Slide 12 provides a snapshot of differing attitudes to this issue – one teacher suggests that there is need to be creative to achieve what is right for children, another feels that s/he doesn’t have sufficient time – an additional burden

Generalised to School level, it is clear that a number of factors are at work:

Schools with high levels of children in receipt of FSM are statistically less likely to respond ‘yes’ to having sufficient time to teach disability (probably because teachers are feeling stretched in other ways – this is not surprising).

Our findings also indicate that schools with high proportions of pupils who have ‘SEN’ are less likely to have resources dedicated to disability equality/awareness. (That relevant resources are not available for children who have ‘SEN’ is of concern because it is likely these children would benefit from the greater availability of inclusive materials, which include images/stories about children/people ‘like me’).



Resources are an issue. Although schools with Disability Equality Schemes in place or in preparation were more likely to have resources (i.e. books),

76% of schools said that they have no action packs or other dedicated resources to support teaching about disability

32% said that they had no books about disability or books that included a disabled character

21% of schools said that they had no resources at all to support teaching and learning about disability.



thoughts for policy makers

The key policy implication is that schools will require more formal support from government and local authorities if they are to raise the quality of teaching about disability issues.

‘Support’ can involve incentives to stock school libraries with relevant books/videos; visits and support from disabled people’s organisations as part of general awareness-raising about disability issues; provision of extra training for SENCOs and Head-teachers etc. We are sure that this is not an all-encompassing list!

Perhaps OFSTED might consider reviewing levels of resource and the approach taken to promoting positive attitudes towards disabled people, as part of general school inspections? If the government brings in its ‘MOTs for teachers’, might teachers’ level of confidence when it comes to teaching about disability become a part of this ‘check-up’?


Conclusions… thoughts for the Disability Movement

Our research indicated a degree of lack of confidence amongst teachers and a feeling that they might somehow be ‘getting it wrong’ in the eyes of the Disability Movement.

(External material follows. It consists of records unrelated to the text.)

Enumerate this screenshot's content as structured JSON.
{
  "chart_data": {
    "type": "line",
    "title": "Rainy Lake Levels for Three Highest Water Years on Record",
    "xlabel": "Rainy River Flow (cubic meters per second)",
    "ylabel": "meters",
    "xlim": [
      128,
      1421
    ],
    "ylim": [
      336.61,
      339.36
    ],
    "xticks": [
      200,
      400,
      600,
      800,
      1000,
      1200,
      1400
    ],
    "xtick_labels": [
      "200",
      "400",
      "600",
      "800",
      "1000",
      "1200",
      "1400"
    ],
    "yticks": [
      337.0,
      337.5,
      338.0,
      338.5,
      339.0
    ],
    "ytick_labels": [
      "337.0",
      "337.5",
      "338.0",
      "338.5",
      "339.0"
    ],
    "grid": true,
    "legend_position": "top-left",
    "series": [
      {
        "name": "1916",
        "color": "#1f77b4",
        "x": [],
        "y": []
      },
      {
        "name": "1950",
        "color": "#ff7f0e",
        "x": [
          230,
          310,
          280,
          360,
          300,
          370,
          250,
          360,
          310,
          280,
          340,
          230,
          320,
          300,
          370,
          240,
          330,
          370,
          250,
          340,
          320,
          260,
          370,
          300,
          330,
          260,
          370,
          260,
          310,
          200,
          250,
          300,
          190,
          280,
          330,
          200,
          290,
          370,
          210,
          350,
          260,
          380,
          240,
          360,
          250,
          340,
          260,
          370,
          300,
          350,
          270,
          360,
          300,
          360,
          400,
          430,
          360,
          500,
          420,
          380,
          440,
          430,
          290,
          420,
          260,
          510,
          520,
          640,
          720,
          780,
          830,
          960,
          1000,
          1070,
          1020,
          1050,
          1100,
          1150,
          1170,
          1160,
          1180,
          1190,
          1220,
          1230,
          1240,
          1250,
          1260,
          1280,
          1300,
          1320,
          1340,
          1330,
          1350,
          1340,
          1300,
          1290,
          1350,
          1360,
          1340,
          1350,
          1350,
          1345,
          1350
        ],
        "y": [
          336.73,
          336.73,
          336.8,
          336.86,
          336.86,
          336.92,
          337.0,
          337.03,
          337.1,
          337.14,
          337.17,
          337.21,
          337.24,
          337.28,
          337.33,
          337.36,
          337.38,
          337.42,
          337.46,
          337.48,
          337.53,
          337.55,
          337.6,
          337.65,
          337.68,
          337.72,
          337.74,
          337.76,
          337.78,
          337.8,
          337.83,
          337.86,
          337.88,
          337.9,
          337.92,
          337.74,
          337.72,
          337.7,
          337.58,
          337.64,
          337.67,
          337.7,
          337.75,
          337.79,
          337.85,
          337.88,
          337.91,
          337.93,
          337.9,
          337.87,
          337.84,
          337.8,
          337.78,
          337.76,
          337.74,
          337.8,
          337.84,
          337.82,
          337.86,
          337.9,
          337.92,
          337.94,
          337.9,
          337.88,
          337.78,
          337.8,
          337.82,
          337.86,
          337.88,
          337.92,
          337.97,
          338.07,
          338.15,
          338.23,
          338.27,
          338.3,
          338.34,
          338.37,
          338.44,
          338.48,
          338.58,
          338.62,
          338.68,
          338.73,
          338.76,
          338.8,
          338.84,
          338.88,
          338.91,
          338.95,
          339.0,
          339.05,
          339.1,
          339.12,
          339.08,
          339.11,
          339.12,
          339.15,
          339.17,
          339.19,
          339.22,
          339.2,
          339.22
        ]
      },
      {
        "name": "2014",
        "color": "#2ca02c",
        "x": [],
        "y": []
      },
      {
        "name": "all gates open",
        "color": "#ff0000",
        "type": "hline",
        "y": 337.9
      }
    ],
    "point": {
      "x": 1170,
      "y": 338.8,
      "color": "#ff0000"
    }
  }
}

For example, fears about using the ‘wrong’ terminology about disabled people were expressed by some respondents. It may be that this lack of confidence leads some teachers to shy away from incorporating disability awareness into their teaching – using lack of resources, time and fears of highlighting difference as reasons for not tackling key issues.

So there are, we suggest, some questions here for the Disability Movement, in terms of how to provide the right sort of support and information for teachers – how best to instill the confidence that will allow teachers to embrace disability issues in an ‘un-defensive’ manner. Expectations of what hard-pressed teachers (who are known to be under many pressures including league tables, an ‘over-stuffed’ curriculum etc.) can achieve also need to be realistic. Further, it may be that there is a need to mortgage a bit of ‘delicacy’ around terminology, in order that teachers are not so preoccupied with language that they lose track of the importance of promoting a positive message/sentiment and one that reflects Social Model thinking.